Monaray Baldwin

Profile
- Position: Wide receiver

Personal information
- Born: December 17, 2002 (age 23) Killeen, Texas, U.S.
- Listed height: 5 ft 9 in (1.75 m)
- Listed weight: 170 lb (77 kg)

Career information
- High school: Shoemaker (Killeen, Texas)
- College: Baylor (2021–2024)
- NFL draft: 2025: undrafted

Career history
- Miami Dolphins (2025)*;
- * Offseason or practice squad member only

= Monaray Baldwin =

American football player (born 2002)

Monaray Baldwin (born December 17, 2002) is an American professional football wide receiver. He played college football for the Baylor Bears.

==Early life==
Baldwin attended Shoemaker High School in Killeen, Texas, and committed to play college football for the Baylor Bears.

==College career==
As a freshman in 2021, Baldwin appeared in eight games, where he totaled one reception for seven yards, six carries for 87 yards and a touchdown, and two kick returns for 48 yards.
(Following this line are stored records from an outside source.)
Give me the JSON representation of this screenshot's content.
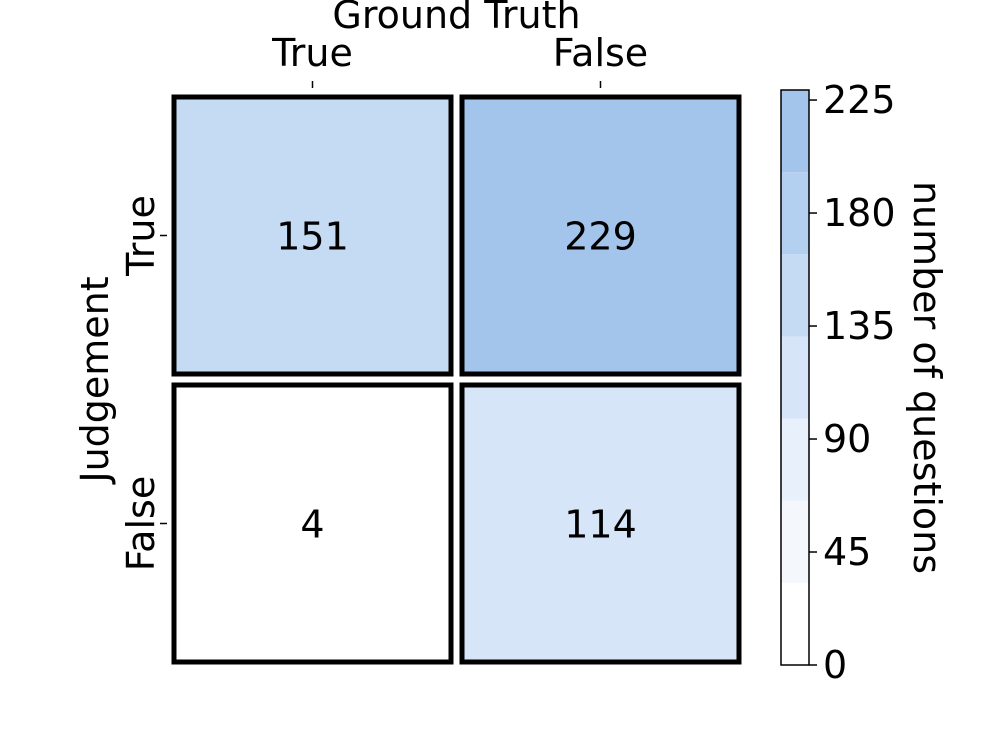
{
  "chart_data": {
    "type": "heatmap",
    "title": "Ground Truth",
    "xlabel": "Ground Truth",
    "ylabel": "Judgement",
    "x_categories": [
      "True",
      "False"
    ],
    "y_categories": [
      "True",
      "False"
    ],
    "values": [
      [
        151,
        229
      ],
      [
        4,
        114
      ]
    ],
    "colorbar": {
      "label": "number of questions",
      "ticks": [
        0,
        45,
        90,
        135,
        180,
        225
      ],
      "range": [
        0,
        229
      ],
      "levels": 7,
      "colors": [
        "#ffffff",
        "#f4f8fd",
        "#e8f0fb",
        "#d6e5f7",
        "#c4dbf3",
        "#b4d0f0",
        "#a3c5ec"
      ]
    },
    "x_ticks_position": "top"
  }
}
In week 5 of the 2022 season, he hauled in seven passes for 174 yards and two touchdowns versus Oklahoma State. In 2022, Baldwin hauled in 33 receptions for 565 yards and four touchdowns. A team captain, he finished the 2023 season leading the Bears with 623 yards and four touchdowns. In 2024, Baldwin had 27 receptions for 478 yards and five touchdowns and declared for the 2025 NFL draft after the season.

==Professional career==

Pre-draft measurables
| Height | Weight | Arm length | Hand span | 40-yard dash | 10-yard split | 20-yard split | 20-yard shuttle | Three-cone drill | Vertical jump | Broad jump | Bench press |
| 5 ft 8+3⁄4 in (1.75 m) | 166 lb (75 kg) | 28+1⁄8 in (0.71 m) | 8+5⁄8 in (0.22 m) | 4.32 s | 1.50 s | 2.52 s | 4.47 s | 7.08 s | 34.0 in (0.86 m) | 9 ft 11 in (3.02 m) | 10 reps |
All values from Pro Day

=== Miami Dolphins ===
On May 9, 2025, Baldwin signed with the Miami Dolphins as an undrafted free agent after going unselected in the 2025 NFL draft. He was waived on August 11.

=== Houston Gamblers ===
On January 13, 2026, Baldwin was selected by the Houston Gamblers in the 2026 UFL Draft.